Despite a contraction in the real estate sector, China’s economy was up an encouraging 5.2% in the second quarter of 2023. This historic move was announced by the National Bureau of Statistics. This growth beat out market expectations, a sign that the nation’s economic recovery is still on steady footing amid rising headwinds. In comparison, China recorded an impressive 5.4% expansion in its gross domestic product (GDP) in the first quarter of the year.
Despite the good GDP numbers, the urban unemployment rate remained at 5% in June. This is a small drop from a two-year high of 5.4% that was hit in February. And with unemployment rates steady, that leaves the impression of a strong labor market. Despite the pace of job creation cooling, we can see obvious signs of strength.
China’s trade picture continues to present both threats and opportunities. In the first half of this year, exports to the U.S. accounted for 11.9% of all Chinese exports. This represents a drop from 14.1% over the same time last year. Specifically, the U.S.-bound shipments have really taken it on the chin, contracting 10.9% through June. Exports to Southeast Asian nations were up 13%. At the same time, as we noted last month, exports to EU countries have grown 6.6% this year—a sign of changing trade patterns.
And there was other retail news that indicated retail sales growth is starting to slow. It fell to 4.8% in June, a decline from a healthier 6.4% in May. This deceleration puts domestic consumption under the spotlight as the U.S. economy adapts to a rapidly changing environment. On a more encouraging note, IP jumped 6.8% YoY. This growth is a sign of the persistent power in our manufacturing making sectors.

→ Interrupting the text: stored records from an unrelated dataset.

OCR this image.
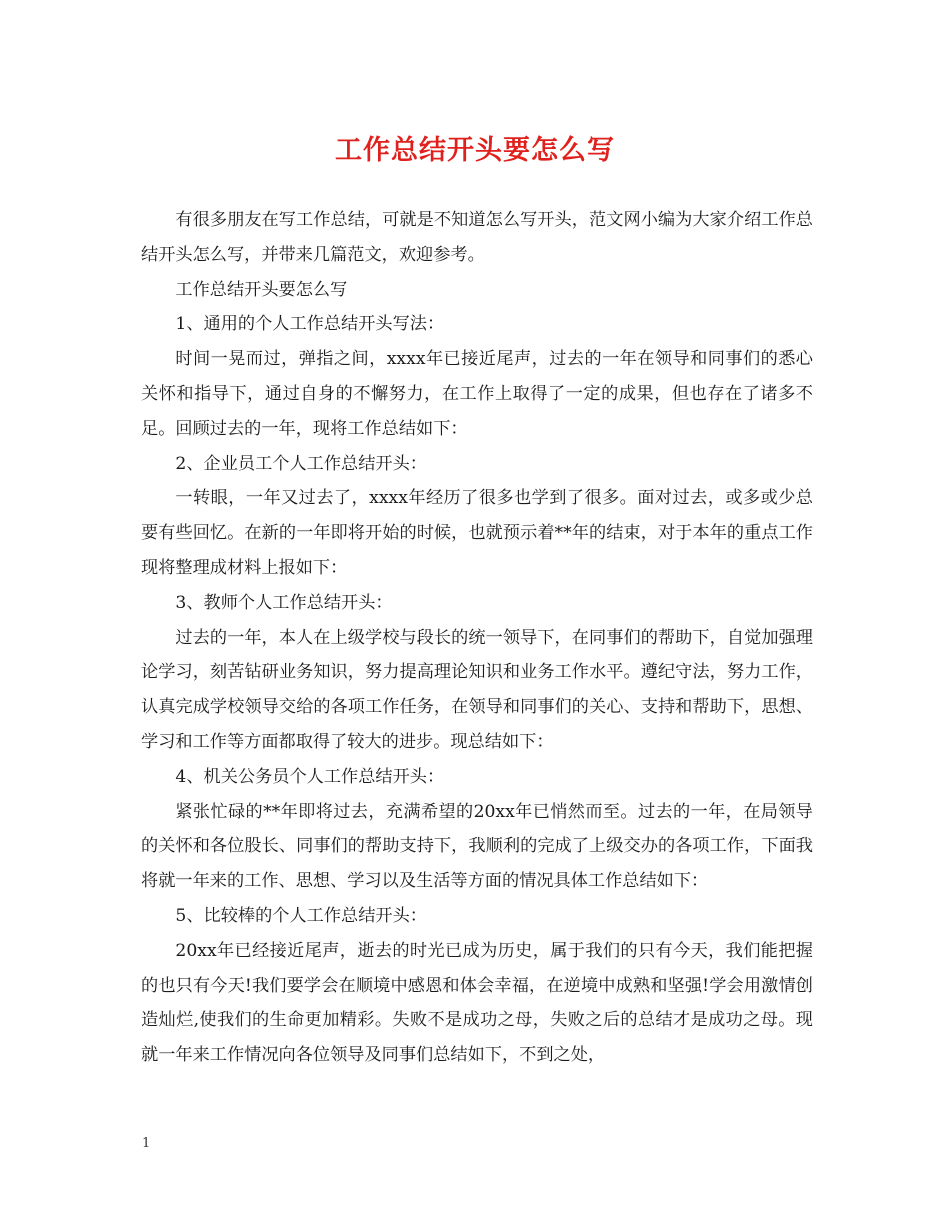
工作总结开头要怎么写

有很多朋友在写工作总结，可就是不知道怎么写开头，范文网小编为大家介绍工作总结开头怎么写，并带来几篇范文，欢迎参考。

工作总结开头要怎么写

1、通用的个人工作总结开头写法：

时间一晃而过，弹指之间，xxxx年已接近尾声，过去的一年在领导和同事们的悉心关怀和指导下，通过自身的不懈努力，在工作上取得了一定的成果，但也存在了诸多不足。回顾过去的一年，现将工作总结如下：

2、企业员工个人工作总结开头：

一转眼，一年又过去了，xxxx年经历了很多也学到了很多。面对过去，或多或少总要有些回忆。在新的一年即将开始的时候，也就预示着**年的结束，对于本年的重点工作现将整理成材料上报如下：

3、教师个人工作总结开头：

过去的一年，本人在上级学校与段长的统一领导下，在同事们的帮助下，自觉加强理论学习，刻苦钻研业务知识，努力提高理论知识和业务工作水平。遵纪守法，努力工作，认真完成学校领导交给的各项工作任务，在领导和同事们的关心、支持和帮助下，思想、学习和工作等方面都取得了较大的进步。现总结如下：

4、机关公务员个人工作总结开头：

紧张忙碌的**年即将过去，充满希望的20xx年已悄然而至。过去的一年，在局领导的关怀和各位股长、同事们的帮助支持下，我顺利的完成了上级交办的各项工作，下面我将就一年来的工作、思想、学习以及生活等方面的情况具体工作总结如下：

5、比较棒的个人工作总结开头：

20xx年已经接近尾声，逝去的时光已成为历史，属于我们的只有今天，我们能把握的也只有今天!我们要学会在顺境中感恩和体会幸福，在逆境中成熟和坚强!学会用激情创造灿烂,使我们的生命更加精彩。失败不是成功之母，失败之后的总结才是成功之母。现就一年来工作情况向各位领导及同事们总结如下，不到之处，

1
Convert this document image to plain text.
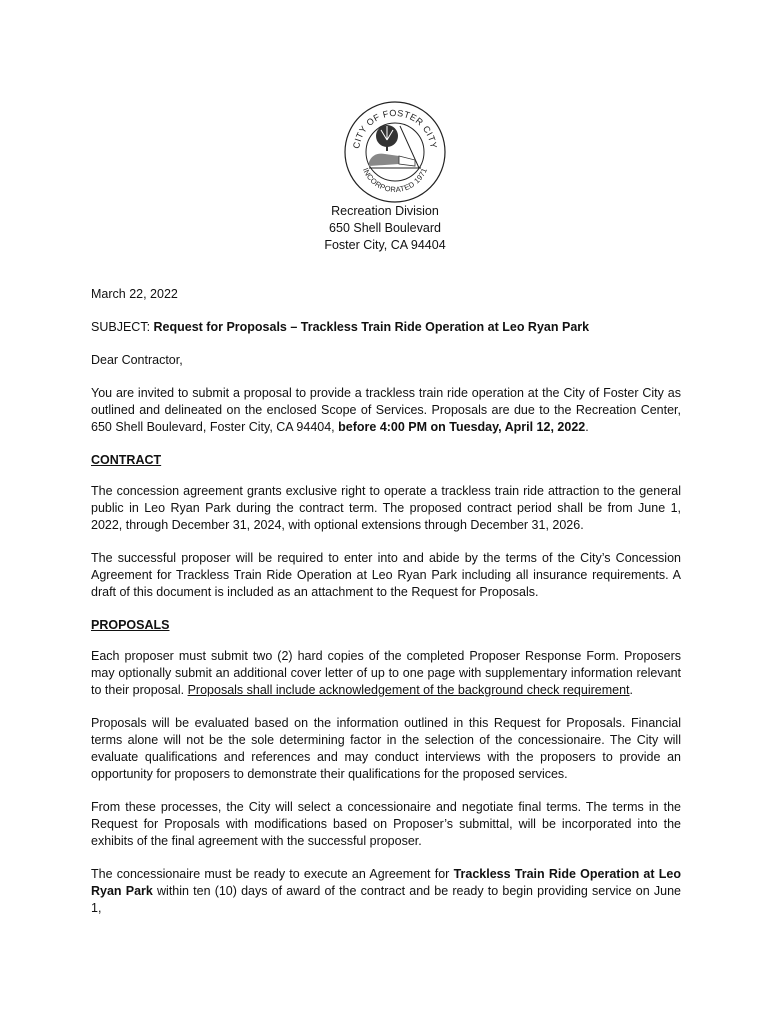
CITY OF FOSTER CITY
INCORPORATED 1971
Recreation Division
650 Shell Boulevard
Foster City, CA 94404

March 22, 2022

SUBJECT: Request for Proposals – Trackless Train Ride Operation at Leo Ryan Park

Dear Contractor,

You are invited to submit a proposal to provide a trackless train ride operation at the City of Foster City as outlined and delineated on the enclosed Scope of Services. Proposals are due to the Recreation Center, 650 Shell Boulevard, Foster City, CA 94404, before 4:00 PM on Tuesday, April 12, 2022.

CONTRACT

The concession agreement grants exclusive right to operate a trackless train ride attraction to the general public in Leo Ryan Park during the contract term. The proposed contract period shall be from June 1, 2022, through December 31, 2024, with optional extensions through December 31, 2026.

The successful proposer will be required to enter into and abide by the terms of the City’s Concession Agreement for Trackless Train Ride Operation at Leo Ryan Park including all insurance requirements. A draft of this document is included as an attachment to the Request for Proposals.

PROPOSALS

Each proposer must submit two (2) hard copies of the completed Proposer Response Form. Proposers may optionally submit an additional cover letter of up to one page with supplementary information relevant to their proposal. Proposals shall include acknowledgement of the background check requirement.

Proposals will be evaluated based on the information outlined in this Request for Proposals. Financial terms alone will not be the sole determining factor in the selection of the concessionaire. The City will evaluate qualifications and references and may conduct interviews with the proposers to provide an opportunity for proposers to demonstrate their qualifications for the proposed services.

From these processes, the City will select a concessionaire and negotiate final terms. The terms in the Request for Proposals with modifications based on Proposer’s submittal, will be incorporated into the exhibits of the final agreement with the successful proposer.

The concessionaire must be ready to execute an Agreement for Trackless Train Ride Operation at Leo Ryan Park within ten (10) days of award of the contract and be ready to begin providing service on June 1,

Investment trends showcase a mixed scenario. Annual fixed asset investment grew by 2.8% during that first half of the year. This increase shows a measured but positive trend towards capital expenditures even amid an uncertain economic climate. Meanwhile, the Chinese government has moved decisively to shore up the economy. They have introduced bike lane migrations and built speed bumps to head off the collateral damage from Trump and Xi’s tariff tussle and trade war.
Experts warn that despite the positive macroeconomic performance, a number of vulnerabilities still loom under the surface. Huang Yiping and two other economists highlighted this fragility in their recent report, stating that “deeper indicators such as soft consumer price index, weak purchasing managers’ index readings, cautious credit dynamics and elevated migrant worker unemployment point to underlying fragility.”